Now I am getting the original and correct structure.  :Very Happy: 

John

----------

## oggialli

Hmm, it works now. Tried udev again forcibly when 2.6.11-rc1-love1 didnt have devfs anymore.

----------

## golding

EDIT --  I was REALLY tired when I posted this, and now I will put it in the RIGHT thread  :Smile: 

Bumpety bump

Have also same card as others on this post and having sort of same problems.

From the kernel documentation *faq.txt wrote:*   

> If you have a card with a built-in hardware MPEG-decoder the
> 
> 	drivers create a video4linux device (/dev/v4l/video0) which
> 
> 	you can use to watch TV with any v4l application.

 

yet when TVTime is opened it fails to find the television input.  As mentioned above in the parent post, it finds Composite1 and S-video but then disallows any channel selection.
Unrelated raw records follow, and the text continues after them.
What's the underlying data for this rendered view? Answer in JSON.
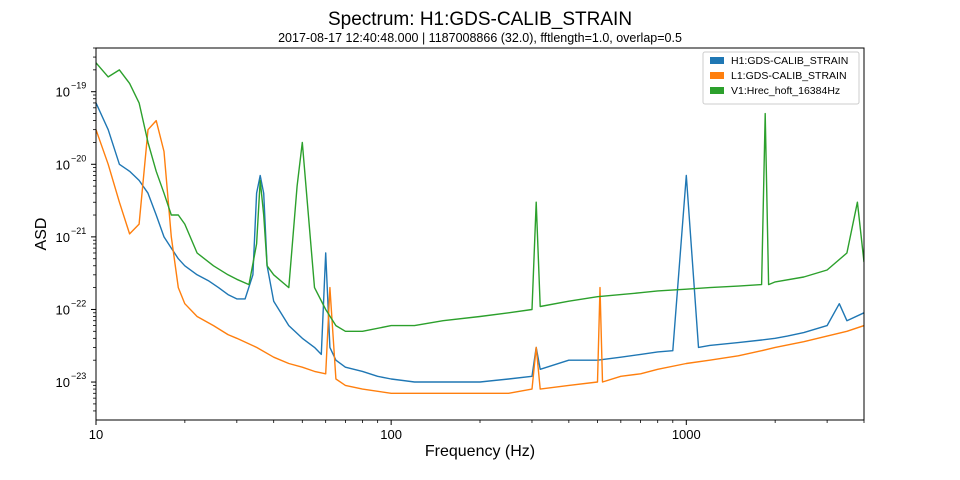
{
  "chart_data": {
    "type": "line",
    "title": "Spectrum: H1:GDS-CALIB_STRAIN",
    "subtitle": "2017-08-17 12:40:48.000 | 1187008866 (32.0), fftlength=1.0, overlap=0.5",
    "xlabel": "Frequency (Hz)",
    "ylabel": "ASD",
    "xscale": "log",
    "yscale": "log",
    "xlim": [
      10,
      4000
    ],
    "ylim": [
      3e-24,
      4e-19
    ],
    "x_ticks": [
      {
        "value": 10,
        "label": "10"
      },
      {
        "value": 100,
        "label": "100"
      },
      {
        "value": 1000,
        "label": "1000"
      }
    ],
    "y_ticks": [
      {
        "value": 1e-23,
        "base": "10",
        "exp": "−23"
      },
      {
        "value": 1e-22,
        "base": "10",
        "exp": "−22"
      },
      {
        "value": 1e-21,
        "base": "10",
        "exp": "−21"
      },
      {
        "value": 1e-20,
        "base": "10",
        "exp": "−20"
      },
      {
        "value": 1e-19,
        "base": "10",
        "exp": "−19"
      }
    ],
    "grid": false,
    "legend_position": "top-right",
    "series": [
      {
        "name": "H1:GDS-CALIB_STRAIN",
        "color": "#1f77b4",
        "x": [
          10,
          11,
          12,
          13,
          14,
          15,
          16,
          17,
          18,
          19,
          20,
          22,
          24,
          26,
          28,
          30,
          32,
          34,
          35,
          36,
          37,
          38,
          40,
          45,
          50,
          55,
          58,
          60,
          62,
          65,
          70,
          80,
          90,
          100,
          120,
          150,
          200,
          250,
          300,
          310,
          320,
          400,
          500,
          600,
          700,
          800,
          900,
          1000,
          1100,
          1200,
          1500,
          1800,
          2000,
          2200,
          2500,
          3000,
          3300,
          3500,
          4000
        ],
        "y": [
          7e-20,
          3e-20,
          1e-20,
          8e-21,
          6e-21,
          4e-21,
          2e-21,
          1e-21,
          7e-22,
          5e-22,
          4e-22,
          3e-22,
          2.5e-22,
          2e-22,
          1.6e-22,
          1.4e-22,
          1.4e-22,
          3e-22,
          4e-21,
          7e-21,
          4e-21,
          4e-22,
          1.3e-22,
          6e-23,
          4e-23,
          3e-23,
          2.4e-23,
          6e-22,
          3e-23,
          2e-23,
          1.6e-23,
          1.4e-23,
          1.2e-23,
          1.1e-23,
          1e-23,
          1e-23,
          1e-23,
          1.1e-23,
          1.2e-23,
          3e-23,
          1.5e-23,
          2e-23,
          2e-23,
          2.2e-23,
          2.4e-23,
          2.6e-23,
          2.7e-23,
          7e-21,
          3e-23,
          3.2e-23,
          3.5e-23,
          3.8e-23,
          4e-23,
          4.3e-23,
          4.8e-23,
          6e-23,
          1.2e-22,
          7e-23,
          9e-23
        ]
      },
      {
        "name": "L1:GDS-CALIB_STRAIN",
        "color": "#ff7f0e",
        "x": [
          10,
          11,
          12,
          13,
          14,
          15,
          16,
          17,
          18,
          19,
          20,
          22,
          25,
          28,
          30,
          35,
          40,
          45,
          50,
          55,
          60,
          62,
          65,
          70,
          80,
          100,
          150,
          200,
          250,
          300,
          310,
          320,
          400,
          500,
          510,
          520,
          600,
          700,
          800,
          1000,
          1200,
          1500,
          1800,
          2000,
          2500,
          3000,
          3500,
          4000
        ],
        "y": [
          3e-20,
          1e-20,
          3e-21,
          1.1e-21,
          1.5e-21,
          3e-20,
          4e-20,
          1.5e-20,
          1e-21,
          2e-22,
          1.2e-22,
          8e-23,
          6e-23,
          4.5e-23,
          4e-23,
          3e-23,
          2.2e-23,
          1.8e-23,
          1.6e-23,
          1.4e-23,
          1.3e-23,
          2e-22,
          1.1e-23,
          9e-24,
          8e-24,
          7e-24,
          7e-24,
          7e-24,
          7e-24,
          8e-24,
          3e-23,
          8e-24,
          9e-24,
          1e-23,
          2e-22,
          1e-23,
          1.2e-23,
          1.3e-23,
          1.5e-23,
          1.8e-23,
          2e-23,
          2.3e-23,
          2.7e-23,
          3e-23,
          3.6e-23,
          4.3e-23,
          5e-23,
          6e-23
        ]
      },
      {
        "name": "V1:Hrec_hoft_16384Hz",
        "color": "#2ca02c",
        "x": [
          10,
          11,
          12,
          13,
          14,
          15,
          16,
          17,
          18,
          19,
          20,
          22,
          25,
          28,
          30,
          33,
          35,
          36,
          37,
          38,
          40,
          45,
          48,
          50,
          52,
          55,
          60,
          65,
          70,
          80,
          100,
          120,
          150,
          200,
          250,
          300,
          310,
          320,
          400,
          500,
          600,
          700,
          800,
          1000,
          1200,
          1500,
          1800,
          1850,
          1900,
          2000,
          2500,
          3000,
          3500,
          3800,
          4000
        ],
        "y": [
          2.5e-19,
          1.6e-19,
          2e-19,
          1.3e-19,
          7e-20,
          2e-20,
          8e-21,
          4e-21,
          2e-21,
          2e-21,
          1.5e-21,
          6e-22,
          4e-22,
          3e-22,
          2.6e-22,
          2.2e-22,
          8e-22,
          6e-21,
          2e-21,
          4e-22,
          3e-22,
          2e-22,
          5e-21,
          2e-20,
          3e-21,
          2e-22,
          1e-22,
          6e-23,
          5e-23,
          5e-23,
          6e-23,
          6e-23,
          7e-23,
          8e-23,
          9e-23,
          1e-22,
          3e-21,
          1.1e-22,
          1.3e-22,
          1.5e-22,
          1.6e-22,
          1.7e-22,
          1.8e-22,
          1.9e-22,
          2e-22,
          2.1e-22,
          2.2e-22,
          5e-20,
          2.2e-22,
          2.4e-22,
          2.8e-22,
          3.5e-22,
          6e-22,
          3e-21,
          4.5e-22
        ]
      }
    ]
  }
}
Anyone feeling like writing a blow by blow HowTo on getting this card from installation in the box to viewing it in SIMPLE steps?  Take it as a given that all modules are loading and the device nodes are appearing correctly under /etc/dvb and /dev/v4l.

Just need to know what is to be done to ACTUALLY VIEW some telly on this nightmare of a card ... yyaawwnn ... have been awake nearly two days trying to get this figured out and am now going to sleep for ten to twelve hours ... hope there is a reply when I wake up  :Smile: 

----------